Warren Fitzgerald, the chair of Langlois’ water board, said his department did not receive any information regarding the overlay.

“The fire department’s in the same situation; they have not heard about it,” he said. “This directly affects us. I understand Curry County would like to increase its tax base — everything costs more. We have the same issues in our community. I see a bunch of new development straining our resources.”

Fitzgerald said the water district has 115 accounts, only a few hundred dollars left at the end of each month and that its plant is 20 years past its life expectancy. The district’s meeting minutes from last month show unexpected expenses of two failed submersible pumps, which racked up $11,264 for equipment, labor and mileage.
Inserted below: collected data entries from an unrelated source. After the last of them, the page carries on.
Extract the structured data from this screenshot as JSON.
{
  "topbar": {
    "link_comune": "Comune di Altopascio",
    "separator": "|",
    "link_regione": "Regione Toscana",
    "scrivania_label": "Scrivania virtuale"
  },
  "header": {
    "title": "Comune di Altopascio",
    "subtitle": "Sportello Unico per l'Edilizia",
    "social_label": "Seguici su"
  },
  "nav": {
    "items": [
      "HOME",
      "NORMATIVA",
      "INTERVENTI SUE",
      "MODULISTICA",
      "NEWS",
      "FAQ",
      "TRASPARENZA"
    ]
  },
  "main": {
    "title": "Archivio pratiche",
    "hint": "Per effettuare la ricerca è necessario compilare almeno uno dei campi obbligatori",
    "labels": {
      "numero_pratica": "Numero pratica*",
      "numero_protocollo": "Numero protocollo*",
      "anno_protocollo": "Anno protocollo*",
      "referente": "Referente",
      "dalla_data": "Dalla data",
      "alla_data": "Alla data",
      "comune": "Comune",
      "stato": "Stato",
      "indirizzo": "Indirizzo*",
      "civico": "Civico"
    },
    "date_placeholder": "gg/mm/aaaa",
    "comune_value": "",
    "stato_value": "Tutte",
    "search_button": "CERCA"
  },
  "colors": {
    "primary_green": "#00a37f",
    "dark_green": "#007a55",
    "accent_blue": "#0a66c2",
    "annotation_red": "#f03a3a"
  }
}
The district had to transfer $9,000 from another account to cover those.

“We’re required to spend time and money on more government regulations, additional testing, training, insurance, labor, shipping — we can’t raise rates as quickly as these expenses come up.” he said. “That’s across the board with small districts.”

Loomis said public notice was given to taxing districts, and meetings were held in October 2016, November 2017 and November this year. The county held a meeting in January to clarify some of the language in the resolution, as well.

She said she notified taxing districts based on addresses on file with the assessor’s office.

“We got blindsided by this,” said Thomas Medlin, who also serves on the water board, and who asked for a delay in the vote. “Saying it’s posted on the website is like saying it’s posted in the basement of some building. If you don’t know where to look, you don’t find out.”

But Smith, in town to provide a legislative update for commissioners, said he wouldn’t support an EZ if it would harm people here.

“Langlois is a special place,” Smith said. “I would not do anything that would harm the quality of life for the citizens of Langlois. This is the public process that will be done if any individual wants to move forward using the enterprise zone.”